Myrivilis developed the Greek folk language Dimotiki further by being able to express great expressiveness and lyrical movement with it. His role model was the popular writer Alexandros Papadiamantis . Myrivilis wrote on the one hand strongly autobiographical on the subject of the war, on the other hand about the simple farmers and fishermen of his homeland Lesbos, which he was able to describe masterfully. Great descriptions of nature breathe a synthesis of Greek paganism and Christianity.
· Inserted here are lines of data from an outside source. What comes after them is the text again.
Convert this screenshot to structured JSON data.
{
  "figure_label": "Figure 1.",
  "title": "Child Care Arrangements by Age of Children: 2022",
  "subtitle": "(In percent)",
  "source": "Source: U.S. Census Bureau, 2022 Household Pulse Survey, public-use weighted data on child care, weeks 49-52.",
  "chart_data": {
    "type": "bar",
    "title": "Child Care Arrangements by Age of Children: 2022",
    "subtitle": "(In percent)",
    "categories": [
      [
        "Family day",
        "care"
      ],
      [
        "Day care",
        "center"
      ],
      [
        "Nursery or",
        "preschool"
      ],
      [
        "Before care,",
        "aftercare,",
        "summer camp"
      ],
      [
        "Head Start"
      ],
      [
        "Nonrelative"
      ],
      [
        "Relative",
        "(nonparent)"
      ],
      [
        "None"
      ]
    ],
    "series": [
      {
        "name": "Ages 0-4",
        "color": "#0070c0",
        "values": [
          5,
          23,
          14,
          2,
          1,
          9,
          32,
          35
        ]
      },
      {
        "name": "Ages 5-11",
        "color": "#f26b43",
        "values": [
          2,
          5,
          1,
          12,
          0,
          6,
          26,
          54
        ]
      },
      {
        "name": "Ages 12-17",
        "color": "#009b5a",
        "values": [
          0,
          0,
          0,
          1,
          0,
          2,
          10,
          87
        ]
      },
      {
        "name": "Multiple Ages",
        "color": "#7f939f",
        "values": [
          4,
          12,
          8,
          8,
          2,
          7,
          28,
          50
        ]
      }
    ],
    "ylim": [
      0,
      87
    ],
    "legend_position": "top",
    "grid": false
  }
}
A significant part of his works has also been translated into German.

  • Κόκκινες ιστορίες , Red stories , stories 1915
  • Η ζωή εν τάφω , Life in the Grave , novel 1924 (German 1986 ISBN 978-3-923728-11-4 )
  • Η δασκάλα με τα χρυσά μάτια , The teacher with the golden eyes , novel 1933 (German 1998 ISBN 978-3-929889-25-3 )
  • Το πράσινο βιβλίο , The Green Book , Stories 1935
  • Το γαλάζιο βιβλίο , The Blue Book , Stories 1939
  • Ο Βασίλης ο Αρβανίτης , Vassilis Arvanitis , story 1943 (German 1976)
  • Η Παναγιά η Γοργόνα , The Madonna with the fish body , novel 1949 (translated from Modern Greek by Helmut von den Steinen . Manesse Verlag , Zurich 1955 ( Manesse Library of World Literature ), ISBN 978-3-7175-1982-9 )
  • Το κόκκινο βιβλίο , The Red Book , Stories 1952
  • Το βυσινί βιβλίο , The Wine Red Book , Stories 1959

literature

  • Kiriaki Chrisomalli-Henrich : narrative technique, time organization and their influence on the formation of shapes. Studies on Myrivilis, Venesis and E. Fakinu with special consideration of the female figures. Hamburg, 1995 (Meletemata, 5).